Who ever thought there would be conflicting info on the internet right...
 
Correct me if I'm wrong, but if we are talking about light we should be talking lumens not watts.

You might find that lumens is only a measurement of light visible to the human eye aka brightness !

To which you may find plants respond to light wave length which some is measured in kelvins or Nm to the key areas of photosynthetic reaction & stage of growth.


I would be more concerned about correct spectrum of light to use in veg / flowering tho for the best results which may lead to ideal PAR or Umol needed for growing which is largely a debated area & or with in the lighting industry to provide such info as they is no real guide lines ! Could be a big difference between brand names & cheap buget stuff tho...

One may like to read this link - The Basics Of Plant Lighting & perhaps little bit more research as a suggestion.
 
You might find that lumens is only a measurement of light visible to the human eye aka brightness !

To which you may find plants respond to light wave length which some is measured in kelvins or Nm to the key areas of photosynthetic reaction & stage of growth.


I would be more concerned about correct spectrum of light to use in veg / flowering tho for the best results which may lead to ideal PAR or Umol needed for growing which is largely a debated area & or with in the lighting industry to provide such info as they is no real guide lines ! Could be a big difference between brand names & cheap buget stuff tho...

One may like to read this link - The Basics Of Plant Lighting & perhaps little bit more research as a suggestion.

Very well put!
 
Yea man I hear ya!

Who ever thought there would be conflicting info on the internet right...

Well, lighting efficiency is a moving target. The numbers have changed greatly over time (see the graph below). The issue of lighting is also muddied when it comes to watts, lumens, bulb type and fall-off, scotopic/photopic ratios of bulb types, bulb decline/depreciation/life, fixtures, wiring, ballast, initial cost, cost to run, heat management, reflectivity, intensity drop with distance, efficacy, spectrum/light temperature, wiring, timers, etc. etc.
 
IMO a big issue that is lost in the discussion is that light intensity falls off with distance from the light source. The sun is so far away that the intensity is virtually the same anywhere that sunlight hits a plant. Growing outdoors it is a non-issue. But move a watt meter around a plant under any kind of fixed bulb or LED, and the farthest leaves are getting far less energy than the leaves nearest the source.
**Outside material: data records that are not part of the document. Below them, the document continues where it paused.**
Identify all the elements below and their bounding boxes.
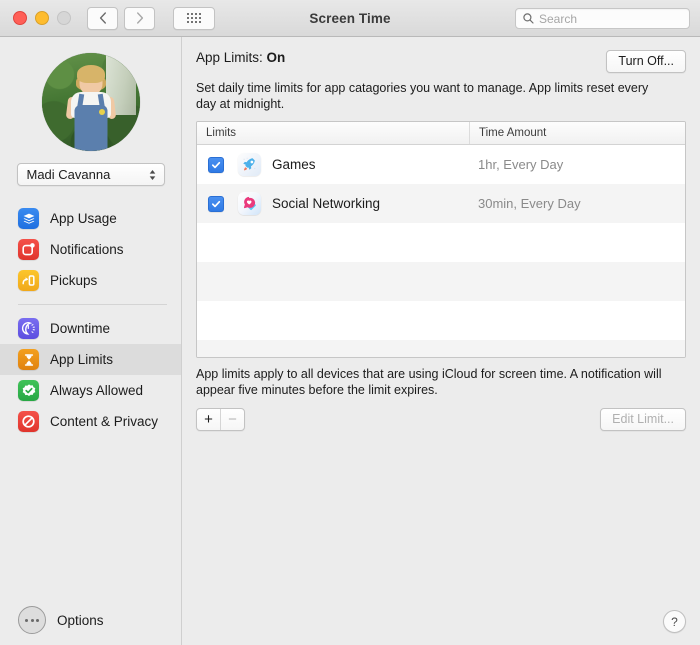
- table-row-empty: [197, 340, 685, 358]
- column-header-limits[interactable]: Limits: [197, 127, 469, 139]
- close-window-button[interactable]: [13, 11, 27, 25]
- sidebar-item-pickups[interactable]: Pickups: [0, 265, 181, 296]
- user-name-label: Madi Cavanna: [18, 167, 111, 182]
- table-header-row: Limits Time Amount: [197, 122, 685, 145]
- sidebar-divider: [18, 304, 167, 305]
- search-input[interactable]: [539, 12, 669, 26]
- rocket-icon: [238, 153, 261, 176]
- limits-cell: Social Networking: [197, 192, 469, 215]
- category-name: Social Networking: [272, 196, 380, 211]
- app-limits-state: On: [267, 50, 286, 65]
- forward-button[interactable]: [124, 7, 155, 30]
- search-icon: [523, 13, 534, 24]
- traffic-light-group: [13, 11, 71, 25]
- add-remove-group: + −: [196, 408, 245, 431]
- window-body: Madi Cavanna: [0, 37, 700, 645]
- forward-chevron-icon: [136, 12, 144, 24]
- footer-note: App limits apply to all devices that are…: [196, 366, 666, 398]
- check-badge-icon: [18, 380, 39, 401]
- prohibition-icon: [18, 411, 39, 432]
- header-row: App Limits: On Turn Off...: [196, 37, 686, 73]
- sidebar-item-label: Always Allowed: [50, 383, 143, 398]
- time-amount-value: 30min, Every Day: [469, 196, 685, 211]
- show-all-preferences-button[interactable]: [173, 7, 215, 30]
- window-titlebar: Screen Time: [0, 0, 700, 37]
- grid-icon: [187, 13, 201, 23]
- row-checkbox[interactable]: [208, 196, 224, 212]
- options-label: Options: [57, 613, 104, 628]
- avatar-hair: [77, 65, 105, 83]
- ellipsis-circle-icon: [18, 606, 46, 634]
- avatar: [42, 53, 140, 151]
- back-button[interactable]: [87, 7, 118, 30]
- footer-controls: + − Edit Limit...: [196, 408, 686, 431]
- screen-time-window: Screen Time: [0, 0, 700, 645]
- category-name: Games: [272, 157, 316, 172]
- phone-pickup-icon: [18, 270, 39, 291]
- table-row[interactable]: Social Networking 30min, Every Day: [197, 184, 685, 223]
- minimize-window-button[interactable]: [35, 11, 49, 25]
- user-select-popup[interactable]: Madi Cavanna: [17, 163, 165, 186]
- column-header-time-amount[interactable]: Time Amount: [469, 122, 685, 144]
- back-chevron-icon: [99, 12, 107, 24]
- sidebar-list: App Usage Notifications: [0, 203, 181, 437]
- sidebar-item-label: Notifications: [50, 242, 124, 257]
- avatar-container: [0, 37, 181, 151]
- sidebar-item-content-privacy[interactable]: Content & Privacy: [0, 406, 181, 437]
- table-row-empty: [197, 223, 685, 262]
- navigation-button-group: [87, 7, 215, 30]
- remove-limit-button[interactable]: −: [220, 409, 244, 430]
- zoom-window-button[interactable]: [57, 11, 71, 25]
- social-chat-icon: [238, 192, 261, 215]
- turn-off-button[interactable]: Turn Off...: [606, 50, 686, 73]
- help-button[interactable]: ?: [663, 610, 686, 633]
- page-title-prefix: App Limits:: [196, 50, 267, 65]
- limits-table: Limits Time Amount: [196, 121, 686, 358]
- edit-limit-button[interactable]: Edit Limit...: [600, 408, 686, 431]
- chevron-updown-icon: [148, 168, 157, 182]
- table-row-empty: [197, 262, 685, 301]
- sidebar-item-label: Content & Privacy: [50, 414, 158, 429]
- page-title: App Limits: On: [196, 50, 285, 65]
- layers-icon: [18, 208, 39, 229]
- sidebar-item-app-limits[interactable]: App Limits: [0, 344, 181, 375]
- main-pane: App Limits: On Turn Off... Set daily tim…: [182, 37, 700, 645]
- row-checkbox[interactable]: [208, 157, 224, 173]
- sidebar-item-label: App Usage: [50, 211, 117, 226]
- hourglass-icon: [18, 349, 39, 370]
- time-amount-value: 1hr, Every Day: [469, 157, 685, 172]
- search-field[interactable]: [515, 8, 690, 29]
- sidebar-item-downtime[interactable]: Downtime: [0, 313, 181, 344]
- table-row[interactable]: Games 1hr, Every Day: [197, 145, 685, 184]
- table-row-empty: [197, 301, 685, 340]
- sidebar: Madi Cavanna: [0, 37, 182, 645]
- sidebar-item-label: Downtime: [50, 321, 110, 336]
- sidebar-item-options[interactable]: Options: [0, 606, 181, 634]
- page-description: Set daily time limits for app catagories…: [196, 80, 662, 112]
- sidebar-item-always-allowed[interactable]: Always Allowed: [0, 375, 181, 406]
- sidebar-item-label: Pickups: [50, 273, 97, 288]
- notification-badge-icon: [18, 239, 39, 260]
- avatar-flower: [99, 109, 105, 115]
- sidebar-item-app-usage[interactable]: App Usage: [0, 203, 181, 234]
- sidebar-item-label: App Limits: [50, 352, 113, 367]
- sidebar-item-notifications[interactable]: Notifications: [0, 234, 181, 265]
- add-limit-button[interactable]: +: [197, 409, 220, 430]
- limits-cell: Games: [197, 153, 469, 176]
- moon-clock-icon: [18, 318, 39, 339]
So it seems that the better way to light is to use correct color temperature floro tubes or LEDs standing on edge running the length of the plants. Point source lights like CFLs and MH/HPS, or even incandescent light bulbs all have the problem of light intensity fall-off. Unless you use a gang of low intensity CFLs all around the plant, as was mentioned as an option above (and then dealing with the wiring nightmare).
 
Well, lighting efficiency is a moving target. The numbers have changed greatly over time (see the graph below). The issue of lighting is also muddied when it comes to watts, lumens, bulb type and fall-off, scotopic/photopic ratios of bulb types, bulb decline/depreciation/life, fixtures, wiring, ballast, initial cost, cost to run, heat management, reflectivity, intensity drop with distance, efficacy, spectrum/light temperature, wiring, timers, etc. etc.
Actually, that's exactly what the article I was reading was speaking about.